Event

Doctoral Defence: Ashwin GOPAL

The Doctoral School in Sciences and Engineering is happy to invite you to Ashwin GOPAL’s defence entitled

Stochastic thermodynamics of noisy nonlinear electronics at nanoscale

Supervisor: Prof Massimiliano ESPOSITO

Stochastic thermodynamics has significantly advanced the understanding of nonequilibrium systems, providing fundamental relations and bounds characterizing the thermal fluctuations, relevant at the nanoscale. Although these results have been experimentally validated in biological systems and low-temperature devices, their application to technologically relevant systems, such as modern computing devices, remains unexplored. The exponential growth in information processing capability in the past 50 years has been mainly driven by the steady miniaturization of complementary metal-oxide-semiconductor (CMOS) devices, leading to increasingly efficient, faster, and densely
integrated computing devices. As CMOS technology continues to miniaturize, energy scales are approaching thermal energies, making thermal fluctuations and single-electron effects increasingly significant, especially in low-power applications. Addressing this gap, this thesis applies modern tools of stochastic thermodynamics for the analysis of noisy circuits with low-power CMOS and single-electron devices.

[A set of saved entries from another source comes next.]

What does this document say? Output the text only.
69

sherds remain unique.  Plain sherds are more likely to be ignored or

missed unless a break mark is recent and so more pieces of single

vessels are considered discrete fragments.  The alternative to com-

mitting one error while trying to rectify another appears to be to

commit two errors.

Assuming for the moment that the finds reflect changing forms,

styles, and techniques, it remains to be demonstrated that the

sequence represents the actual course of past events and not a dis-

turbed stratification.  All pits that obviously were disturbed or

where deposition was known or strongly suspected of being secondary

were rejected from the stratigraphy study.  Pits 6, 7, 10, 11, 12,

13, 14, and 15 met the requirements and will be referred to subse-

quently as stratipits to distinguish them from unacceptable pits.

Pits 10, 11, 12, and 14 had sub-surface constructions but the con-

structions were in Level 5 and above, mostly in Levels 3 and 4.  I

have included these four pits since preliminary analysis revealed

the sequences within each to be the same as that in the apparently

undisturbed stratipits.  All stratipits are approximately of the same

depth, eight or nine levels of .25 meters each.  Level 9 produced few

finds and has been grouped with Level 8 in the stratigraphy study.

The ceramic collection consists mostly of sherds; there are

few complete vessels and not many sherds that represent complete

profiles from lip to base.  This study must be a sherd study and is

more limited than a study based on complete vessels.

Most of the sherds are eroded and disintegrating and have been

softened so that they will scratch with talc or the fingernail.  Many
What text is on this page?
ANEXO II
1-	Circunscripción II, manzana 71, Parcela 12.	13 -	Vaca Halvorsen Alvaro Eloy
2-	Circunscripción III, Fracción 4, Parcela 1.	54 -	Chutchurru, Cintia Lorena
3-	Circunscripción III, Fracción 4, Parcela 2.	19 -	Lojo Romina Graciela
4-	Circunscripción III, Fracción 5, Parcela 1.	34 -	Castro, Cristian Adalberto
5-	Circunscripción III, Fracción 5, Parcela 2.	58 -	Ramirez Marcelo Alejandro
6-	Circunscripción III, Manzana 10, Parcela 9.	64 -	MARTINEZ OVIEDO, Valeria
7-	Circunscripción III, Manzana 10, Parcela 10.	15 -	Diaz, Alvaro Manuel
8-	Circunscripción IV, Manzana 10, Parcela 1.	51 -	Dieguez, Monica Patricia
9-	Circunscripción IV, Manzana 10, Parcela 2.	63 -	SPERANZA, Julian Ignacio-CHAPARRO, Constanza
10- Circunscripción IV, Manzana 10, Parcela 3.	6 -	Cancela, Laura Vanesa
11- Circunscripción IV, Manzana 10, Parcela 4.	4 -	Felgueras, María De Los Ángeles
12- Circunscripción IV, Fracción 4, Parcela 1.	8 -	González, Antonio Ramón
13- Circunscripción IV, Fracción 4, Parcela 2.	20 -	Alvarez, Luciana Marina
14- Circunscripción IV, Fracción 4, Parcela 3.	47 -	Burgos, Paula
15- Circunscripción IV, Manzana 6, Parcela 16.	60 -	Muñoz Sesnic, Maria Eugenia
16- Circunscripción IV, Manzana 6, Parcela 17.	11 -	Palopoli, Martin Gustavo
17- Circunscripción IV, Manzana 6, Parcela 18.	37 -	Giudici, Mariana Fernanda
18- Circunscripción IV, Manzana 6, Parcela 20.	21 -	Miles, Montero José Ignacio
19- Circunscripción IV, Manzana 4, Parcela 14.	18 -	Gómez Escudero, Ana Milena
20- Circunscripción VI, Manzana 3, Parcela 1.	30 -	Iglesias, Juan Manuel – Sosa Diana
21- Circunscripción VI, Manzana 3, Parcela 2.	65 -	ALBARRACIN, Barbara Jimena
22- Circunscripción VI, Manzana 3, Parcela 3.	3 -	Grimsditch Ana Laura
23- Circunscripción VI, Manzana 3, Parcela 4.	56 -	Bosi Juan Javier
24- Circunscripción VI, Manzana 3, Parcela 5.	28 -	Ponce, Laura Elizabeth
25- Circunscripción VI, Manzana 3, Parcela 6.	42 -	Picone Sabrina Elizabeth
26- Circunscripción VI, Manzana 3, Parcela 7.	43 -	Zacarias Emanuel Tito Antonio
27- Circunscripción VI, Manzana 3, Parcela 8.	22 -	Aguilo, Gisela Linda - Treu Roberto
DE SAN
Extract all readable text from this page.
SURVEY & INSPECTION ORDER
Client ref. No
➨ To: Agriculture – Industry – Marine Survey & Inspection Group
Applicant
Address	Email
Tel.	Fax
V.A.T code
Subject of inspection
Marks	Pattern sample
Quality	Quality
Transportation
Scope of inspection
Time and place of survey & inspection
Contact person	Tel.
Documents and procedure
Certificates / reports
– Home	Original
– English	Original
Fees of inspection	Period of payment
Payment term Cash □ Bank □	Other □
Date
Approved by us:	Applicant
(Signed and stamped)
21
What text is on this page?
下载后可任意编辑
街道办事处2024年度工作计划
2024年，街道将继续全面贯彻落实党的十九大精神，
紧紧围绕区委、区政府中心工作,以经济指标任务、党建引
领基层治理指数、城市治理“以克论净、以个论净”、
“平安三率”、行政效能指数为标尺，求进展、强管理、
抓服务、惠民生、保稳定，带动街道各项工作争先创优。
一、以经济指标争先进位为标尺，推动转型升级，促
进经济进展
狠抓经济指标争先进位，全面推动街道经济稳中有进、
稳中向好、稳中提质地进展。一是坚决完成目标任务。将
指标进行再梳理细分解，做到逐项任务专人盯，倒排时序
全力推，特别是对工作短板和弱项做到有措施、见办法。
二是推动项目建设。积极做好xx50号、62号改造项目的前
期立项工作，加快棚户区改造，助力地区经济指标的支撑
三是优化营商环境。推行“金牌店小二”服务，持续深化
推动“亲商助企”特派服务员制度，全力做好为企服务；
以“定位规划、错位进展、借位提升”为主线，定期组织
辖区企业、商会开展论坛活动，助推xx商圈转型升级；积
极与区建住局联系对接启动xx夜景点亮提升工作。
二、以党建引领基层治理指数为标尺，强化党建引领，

In the first part of the thesis, we characterize the voltage and current fluctuations in CMOS circuits using a weak noise approximation. This approximation is naturally reached for large physical dimension of the device, such that logical states is represented by macroscopic number of electrons. Using a CMOS inverter (NOT gate) as a case study, we demonstrate that large deviation theory accurately captures the fluctuations even in devices involving a few tens of electrons. This approach also provides a thermodynamically consistent alternative to the traditional Gaussian approaches. Additionally, we analytically characterize the limit cycle oscillations and its phase noise in CMOS-based ring oscillators near a Hopf bifurcation, revealing that thermal noise induces oscillations below the bifurcation, which are absent in the deterministic dynamics.


In the second part, we analyze circuits coupling the underdamped inductive/mechanical elements with the CMOS/single-electron devices. As a first step, we investigate the thermodynamic cost of precision in timekeeping using an electronic clock circuit, where we explore the violation of the thermodynamic uncertainty relation (TUR) in underdamped systems, for different device sizes and damping. Importantly, we show that the TUR violation occurs only in the single-electron regime of the circuit and is restored at macroscopic scales. Finally, we extend the framework of information thermodynamics to hybrid systems that couple discrete-state charge transport with inertial dynamics, with direct application in nanoelectromechanical systems (NEMS). By studying the self-oscillating behavior of a single electron shuttle, the interplay between energy and information flows is analyzed on steady-state behavior, in regimes where the electrical power input leads to mechanical oscillations.


By applying stochastic thermodynamics to these technologically relevant systems, the work advances the understanding of nonequilibrium phenomena in modern electronic devices and provides insights that may inform future developments in computing technology.